On Bowie, a meditation on the life of the late David Bowie by Rob Sheffield (Love Is a Mixtape), is landing in bookstores next week. The quickly turned around title was something of a feat for its publisher, Dey Street, since it was conceived and executed in less than six months.
The book, which will hit stores on June 28, was a project that Sheffield and Dey Street editorial director Carrie Thornton were each pondering, unbeknownst to the other, on January 10, the day Bowie unexpectedly died. Thornton, who has been Sheffield's editor since 2004, said she immediately thought about her author that day.
“When I got to work, the first conversation I had was with my publisher [Lynn Grady],” Thornton said. She then made a call to Sheffield's agent, Daniel Greenberg, with a singular idea: "I've got to get Rob to do a book."

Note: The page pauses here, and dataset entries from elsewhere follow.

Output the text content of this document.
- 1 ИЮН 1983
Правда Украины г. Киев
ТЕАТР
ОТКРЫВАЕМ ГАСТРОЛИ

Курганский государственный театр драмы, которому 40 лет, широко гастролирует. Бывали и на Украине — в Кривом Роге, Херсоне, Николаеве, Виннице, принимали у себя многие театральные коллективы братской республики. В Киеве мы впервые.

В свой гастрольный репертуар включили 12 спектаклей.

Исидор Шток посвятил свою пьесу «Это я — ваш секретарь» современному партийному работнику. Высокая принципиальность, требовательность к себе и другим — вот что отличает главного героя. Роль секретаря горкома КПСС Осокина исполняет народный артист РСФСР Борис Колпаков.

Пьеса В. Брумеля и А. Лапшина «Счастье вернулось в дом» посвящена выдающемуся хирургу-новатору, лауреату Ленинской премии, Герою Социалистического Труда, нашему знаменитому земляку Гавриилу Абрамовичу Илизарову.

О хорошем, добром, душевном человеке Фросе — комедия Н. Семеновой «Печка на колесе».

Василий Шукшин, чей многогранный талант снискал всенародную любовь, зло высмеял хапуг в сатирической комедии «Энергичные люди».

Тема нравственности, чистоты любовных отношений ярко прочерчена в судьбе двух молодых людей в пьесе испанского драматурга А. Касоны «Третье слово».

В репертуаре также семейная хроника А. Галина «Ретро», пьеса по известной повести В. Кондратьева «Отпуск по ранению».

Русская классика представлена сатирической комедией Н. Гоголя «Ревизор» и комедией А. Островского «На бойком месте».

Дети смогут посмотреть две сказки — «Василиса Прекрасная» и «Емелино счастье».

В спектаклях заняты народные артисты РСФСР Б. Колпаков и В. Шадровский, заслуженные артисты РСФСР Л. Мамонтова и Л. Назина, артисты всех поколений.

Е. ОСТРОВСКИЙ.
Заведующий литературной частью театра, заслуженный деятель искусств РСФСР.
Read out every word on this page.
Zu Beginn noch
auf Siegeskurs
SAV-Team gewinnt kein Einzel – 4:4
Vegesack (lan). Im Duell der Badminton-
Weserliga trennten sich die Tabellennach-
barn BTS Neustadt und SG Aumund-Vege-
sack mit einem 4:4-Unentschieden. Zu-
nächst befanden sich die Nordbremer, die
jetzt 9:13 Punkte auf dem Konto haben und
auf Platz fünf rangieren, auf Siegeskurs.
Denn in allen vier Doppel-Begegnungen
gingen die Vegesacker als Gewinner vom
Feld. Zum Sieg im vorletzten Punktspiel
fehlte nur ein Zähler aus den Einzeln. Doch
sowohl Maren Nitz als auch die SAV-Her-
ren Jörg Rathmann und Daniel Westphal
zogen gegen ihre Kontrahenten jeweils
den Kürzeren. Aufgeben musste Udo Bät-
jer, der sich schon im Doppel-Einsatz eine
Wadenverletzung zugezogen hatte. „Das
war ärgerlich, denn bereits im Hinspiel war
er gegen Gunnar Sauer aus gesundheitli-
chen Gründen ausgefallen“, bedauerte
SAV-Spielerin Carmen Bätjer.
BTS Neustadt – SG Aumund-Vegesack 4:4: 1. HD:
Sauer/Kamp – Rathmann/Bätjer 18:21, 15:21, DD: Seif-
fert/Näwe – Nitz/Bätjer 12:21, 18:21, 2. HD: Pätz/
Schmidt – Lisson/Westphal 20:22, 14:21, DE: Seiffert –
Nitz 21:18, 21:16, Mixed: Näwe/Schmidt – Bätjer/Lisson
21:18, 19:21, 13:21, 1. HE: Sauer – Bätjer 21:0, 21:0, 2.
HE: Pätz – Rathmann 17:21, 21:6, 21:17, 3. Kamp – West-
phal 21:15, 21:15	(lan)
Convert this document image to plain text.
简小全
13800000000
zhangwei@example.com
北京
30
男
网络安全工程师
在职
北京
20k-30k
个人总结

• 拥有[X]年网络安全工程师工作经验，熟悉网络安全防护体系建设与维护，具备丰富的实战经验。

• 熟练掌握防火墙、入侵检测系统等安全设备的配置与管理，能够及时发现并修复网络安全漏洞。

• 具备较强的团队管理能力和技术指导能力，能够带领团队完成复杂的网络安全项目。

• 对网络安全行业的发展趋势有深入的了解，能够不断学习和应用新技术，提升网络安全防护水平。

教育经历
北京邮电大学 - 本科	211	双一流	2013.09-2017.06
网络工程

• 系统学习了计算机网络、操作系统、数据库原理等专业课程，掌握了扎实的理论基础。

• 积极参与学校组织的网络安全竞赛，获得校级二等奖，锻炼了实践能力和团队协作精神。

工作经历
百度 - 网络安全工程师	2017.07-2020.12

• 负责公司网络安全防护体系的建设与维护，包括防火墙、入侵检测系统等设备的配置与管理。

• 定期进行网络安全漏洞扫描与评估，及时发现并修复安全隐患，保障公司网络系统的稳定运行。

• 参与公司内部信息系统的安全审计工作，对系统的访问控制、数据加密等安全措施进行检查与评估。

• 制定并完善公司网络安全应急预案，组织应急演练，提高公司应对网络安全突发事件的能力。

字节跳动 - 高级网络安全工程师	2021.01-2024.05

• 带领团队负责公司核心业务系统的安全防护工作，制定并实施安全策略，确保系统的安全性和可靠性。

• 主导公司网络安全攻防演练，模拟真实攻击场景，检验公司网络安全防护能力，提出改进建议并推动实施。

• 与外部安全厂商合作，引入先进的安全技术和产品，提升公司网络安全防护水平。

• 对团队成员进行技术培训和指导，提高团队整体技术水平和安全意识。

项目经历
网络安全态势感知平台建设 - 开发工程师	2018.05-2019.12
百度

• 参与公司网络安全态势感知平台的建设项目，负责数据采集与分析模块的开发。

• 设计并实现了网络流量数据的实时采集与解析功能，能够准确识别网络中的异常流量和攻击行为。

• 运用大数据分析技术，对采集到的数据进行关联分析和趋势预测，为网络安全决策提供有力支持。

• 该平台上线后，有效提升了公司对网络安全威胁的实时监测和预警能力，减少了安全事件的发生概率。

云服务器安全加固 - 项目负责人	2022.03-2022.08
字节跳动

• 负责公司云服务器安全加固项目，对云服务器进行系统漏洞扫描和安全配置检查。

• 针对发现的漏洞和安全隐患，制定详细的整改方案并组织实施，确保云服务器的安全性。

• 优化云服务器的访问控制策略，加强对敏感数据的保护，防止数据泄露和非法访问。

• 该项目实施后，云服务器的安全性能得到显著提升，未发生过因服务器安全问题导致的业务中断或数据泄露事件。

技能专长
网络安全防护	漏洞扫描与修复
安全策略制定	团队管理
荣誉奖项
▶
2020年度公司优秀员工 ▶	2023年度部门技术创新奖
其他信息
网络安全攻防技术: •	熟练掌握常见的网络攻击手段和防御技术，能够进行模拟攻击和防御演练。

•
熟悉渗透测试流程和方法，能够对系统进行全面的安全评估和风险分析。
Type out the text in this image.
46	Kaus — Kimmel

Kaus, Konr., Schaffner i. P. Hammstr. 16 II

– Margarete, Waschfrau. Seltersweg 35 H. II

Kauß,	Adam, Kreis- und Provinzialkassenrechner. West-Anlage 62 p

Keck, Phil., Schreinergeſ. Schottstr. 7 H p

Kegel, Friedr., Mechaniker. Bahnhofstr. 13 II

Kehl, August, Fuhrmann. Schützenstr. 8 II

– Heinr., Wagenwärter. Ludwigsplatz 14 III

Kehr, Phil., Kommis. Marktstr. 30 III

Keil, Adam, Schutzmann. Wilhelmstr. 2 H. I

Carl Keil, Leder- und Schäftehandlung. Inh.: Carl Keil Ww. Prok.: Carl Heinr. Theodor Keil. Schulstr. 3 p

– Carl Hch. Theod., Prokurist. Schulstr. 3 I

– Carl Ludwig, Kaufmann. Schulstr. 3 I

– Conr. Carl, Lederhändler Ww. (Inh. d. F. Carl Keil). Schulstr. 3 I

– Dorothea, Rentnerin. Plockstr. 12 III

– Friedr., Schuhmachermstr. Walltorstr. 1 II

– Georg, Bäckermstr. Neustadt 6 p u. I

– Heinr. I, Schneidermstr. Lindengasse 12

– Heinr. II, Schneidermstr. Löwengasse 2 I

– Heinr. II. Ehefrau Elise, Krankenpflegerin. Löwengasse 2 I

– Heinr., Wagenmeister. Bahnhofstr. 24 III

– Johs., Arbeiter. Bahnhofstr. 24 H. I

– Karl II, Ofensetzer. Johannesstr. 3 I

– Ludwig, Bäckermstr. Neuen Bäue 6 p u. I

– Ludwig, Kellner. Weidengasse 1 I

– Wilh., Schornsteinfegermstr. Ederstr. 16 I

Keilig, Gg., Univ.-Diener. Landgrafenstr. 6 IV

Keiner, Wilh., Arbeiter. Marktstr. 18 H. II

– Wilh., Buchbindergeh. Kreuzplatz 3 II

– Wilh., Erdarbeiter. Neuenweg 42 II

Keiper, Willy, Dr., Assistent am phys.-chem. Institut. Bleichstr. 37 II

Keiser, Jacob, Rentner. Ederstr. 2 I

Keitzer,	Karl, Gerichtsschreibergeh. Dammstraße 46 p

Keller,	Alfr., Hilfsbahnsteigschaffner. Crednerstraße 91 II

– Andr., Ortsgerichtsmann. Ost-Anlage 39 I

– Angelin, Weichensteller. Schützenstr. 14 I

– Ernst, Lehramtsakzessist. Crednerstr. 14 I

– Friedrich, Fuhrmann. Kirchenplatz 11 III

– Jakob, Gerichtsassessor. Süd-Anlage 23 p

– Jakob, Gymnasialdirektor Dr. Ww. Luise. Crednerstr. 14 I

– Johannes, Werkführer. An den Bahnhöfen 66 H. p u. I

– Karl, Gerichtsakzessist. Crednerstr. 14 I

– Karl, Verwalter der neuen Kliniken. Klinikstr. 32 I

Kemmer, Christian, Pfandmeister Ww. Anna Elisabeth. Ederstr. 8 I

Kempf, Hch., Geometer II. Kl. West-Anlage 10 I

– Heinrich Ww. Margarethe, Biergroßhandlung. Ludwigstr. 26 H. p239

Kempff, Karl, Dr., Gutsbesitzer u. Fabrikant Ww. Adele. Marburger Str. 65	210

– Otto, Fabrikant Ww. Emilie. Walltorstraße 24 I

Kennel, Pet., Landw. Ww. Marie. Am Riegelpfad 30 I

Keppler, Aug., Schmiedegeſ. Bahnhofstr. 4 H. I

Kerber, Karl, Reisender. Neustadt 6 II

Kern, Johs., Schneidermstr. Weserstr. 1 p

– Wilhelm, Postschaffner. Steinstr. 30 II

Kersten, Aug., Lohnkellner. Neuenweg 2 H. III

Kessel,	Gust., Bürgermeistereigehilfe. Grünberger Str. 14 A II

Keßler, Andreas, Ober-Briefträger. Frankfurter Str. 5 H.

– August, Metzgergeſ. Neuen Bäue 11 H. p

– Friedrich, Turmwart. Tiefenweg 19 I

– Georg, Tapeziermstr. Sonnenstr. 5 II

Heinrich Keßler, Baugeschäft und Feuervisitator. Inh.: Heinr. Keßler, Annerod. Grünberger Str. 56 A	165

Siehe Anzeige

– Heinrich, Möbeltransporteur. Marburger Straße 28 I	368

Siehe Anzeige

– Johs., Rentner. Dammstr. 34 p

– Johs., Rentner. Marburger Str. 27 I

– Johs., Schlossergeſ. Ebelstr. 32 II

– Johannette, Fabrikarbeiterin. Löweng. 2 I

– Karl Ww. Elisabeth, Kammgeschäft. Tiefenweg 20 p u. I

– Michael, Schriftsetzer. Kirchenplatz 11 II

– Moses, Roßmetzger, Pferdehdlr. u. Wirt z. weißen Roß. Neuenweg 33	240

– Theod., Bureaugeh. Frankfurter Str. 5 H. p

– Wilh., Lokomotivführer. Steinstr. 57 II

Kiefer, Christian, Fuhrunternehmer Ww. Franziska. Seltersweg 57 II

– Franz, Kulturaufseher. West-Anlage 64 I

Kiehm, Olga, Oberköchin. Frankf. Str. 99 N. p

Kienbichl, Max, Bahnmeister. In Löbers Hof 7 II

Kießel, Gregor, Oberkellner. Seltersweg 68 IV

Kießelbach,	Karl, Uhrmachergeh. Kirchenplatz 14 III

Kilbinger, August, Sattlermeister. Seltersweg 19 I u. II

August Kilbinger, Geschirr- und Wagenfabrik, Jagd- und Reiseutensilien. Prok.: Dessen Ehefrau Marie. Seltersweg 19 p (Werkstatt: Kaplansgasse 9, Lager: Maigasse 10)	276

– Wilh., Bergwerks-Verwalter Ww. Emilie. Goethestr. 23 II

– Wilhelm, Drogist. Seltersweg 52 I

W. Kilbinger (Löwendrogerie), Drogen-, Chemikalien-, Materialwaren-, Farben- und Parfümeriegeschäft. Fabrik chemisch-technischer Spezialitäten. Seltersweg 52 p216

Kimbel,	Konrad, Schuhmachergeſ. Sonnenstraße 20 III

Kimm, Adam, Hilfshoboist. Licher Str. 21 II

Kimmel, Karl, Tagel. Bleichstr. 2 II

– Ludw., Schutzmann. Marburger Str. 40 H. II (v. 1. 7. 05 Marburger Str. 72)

Cooking up a book, even one under 200 pages like On Bowie, in less than six months is a tall order. But according to Thornton, her long-standing relationship with Sheffield helped...tremendously. That and the pair's shared love for the subject matter.
When Bowie died, Sheffield was in the process of writing another book, about the Beatles, which was going to be his fourth; that book was sidetracked off in favor of this one. At a lunch a week after Bowie's death, the duo agreed that they wanted to produce something different from the obituaries and tribute pieces that stressed the artist's chameleon-like nature. They decided, instead, for Sheffield to focus on the relationship Bowie had with his fans.
"[Rob] wanted to do a rumination on Bowie's importance from an American perspective...a fan perspective," Thornton said. "Rob always writes with his heart on his sleeve."
The angle, and the timing, have paid off. Dey Street announced a first printing for On Bowie of 50,000 copies, and has already gone back to press due to post-publicity order creep.
Thornton also got unusually involved in designing the book's cover, to ensure it stood out from its competitors. The final product is a white paper over board treatment featuring the singer's famous Ziggy Stardust-era lightning bolt.
“I didn’t want to put [Bowie's] picture on [the cover]. His picture was on everything," Thornton said. "I had it in my head. I came up with the title, so I wanted something very elegant and intellectual. Something that was very much an object."
In Thornton's eyes, she and Sheffield were the most logical people to oversee as many aspects of the book as possible. “Because we’re both such über-fans, we both knew the book we wanted to read,” Thornton said. “[Bowie] speaks to the weirdo in all of us.”